«La realtà è come un puzzle: ognuno ne possiede un pezzo e, in assenza degli altri, lo spaccia per verità assoluta»
29 maggio 2019. “Se fossimo stati convinti che il Presidente non aveva responsabilità nel Russiagate lo avremmo detto, e non siamo però arrivati a determinare se Donald Trump abbia o meno commesso un crimine”. Parola di Robert Mueller, procuratore speciale che per oltre un anno e mezzo ha guidato le indagini sul soprannominato “Scandalo Russiagate”. Repetita iuvant: questo caso mediatico coinvolge gli Stati Uniti e, appunto, la Russia, tacciata di aver manomesso le elezioni presidenziali del 2016 in modo da far sì che Donald Trump vincesse. “Abbiamo agito sapendo che è regola del Dipartimento di Giustizia non incriminare un presidente in carica e dunque ci siamo mossi in quel limite – dichiarava Mueller – ora però spero e mi aspetto che questa sia l’unica occasione in cui debba parlarne perché se fossi costretto a fare altro mi limiterei a ripetere quel che è scritto nelle 448 pagine di rapporto, quel documento è già la mia testimonianza”.
Col senno di poi quelle parole sono risultate uno specchietto per le allodole, visto che i fatti le hanno smentite dalla prima all’ultima. Le pagine del rapporto, come in un miracolo che probabilmente nessuno voleva, si sono moltiplicate, raggiungendo le quattro cifre di estensione totale. Secondo queste mille pagine, che dovrebbero e potrebbero essere assunte per tutto fuorché che per oro colato, la Russia ha interferito con l’elezione di Trump di quattro anni fa. La Commissione Intelligence del Senato, composta da maggioranza repubblicana, ha optato per un approccio bipartisan: lo scandalo non sarebbe un’invenzione dei media, ma si sarebbero toccate altre vette di assurdità, ma un qualcosa di effettivamente esistito. Il problema sussiste nel fatto che non si ha la certezza categorica e assoluta che l’intervento del Cremlino abbia effettivamente alterato i risultati finali, portando alla Casa Bianca colui che non avrebbe dovuto arrivarci.

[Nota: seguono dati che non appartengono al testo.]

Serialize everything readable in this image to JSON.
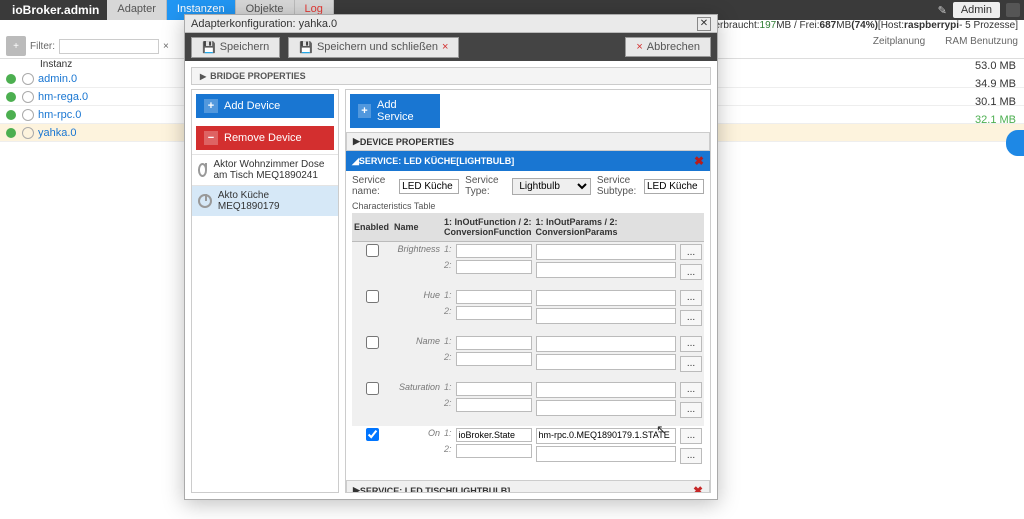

L’unico punto di Mueller che ancora regge è l’assenza di accuse dirette contro Trump. Come volevasi dimostrare, direbbero i matematici. Mancano le prove effettive, così come paventate dal procuratore speciale, che “i legami fossero molto più estesi e preoccupanti di quanto fosse stato pubblicamente reso noto”. Il nuovo rapporto snocciola dei nomi, che ancora devono ricevere riscontri effettivi con la realtà dei fatti ma che potrebbero aver avuto legami con Mosca e dintorni: Paul Manafort, Konstantin Kilimnik, Jared Kushner e Donald Trump jr. “Nessuna inchiesta è stata più esaustiva di questa – asserisce Marco Rubio, senatore repubblicano e presidente ad interim della Commissione Intelligence – la commissione ha trovato prove inconfutabili delle interferenze russe, anche se non vanno prese come certe”. Il vice presidente della Commissione, di parte democratica, Mark Warner parla di “prove di un livello sconvolgente di contatti tra lo staff di Trump e agenti del governo russo che è una vera minaccia per le nostre elezioni”.
Praticamente ognuno dice la sua e non si arriva ad un dunque, che è l’obiettivo che tutti auspicano. Perché le vere preoccupazioni, più di eventuali pesanti manomissioni delle urne del 2016, sono essenzialmente due: che l’immagine di Trump risulti screditata in vista di novembre (prevedibile timore dei sostenitori di parte repubblicana) e che possano verificarsi altre interferenze nelle elezioni 2020.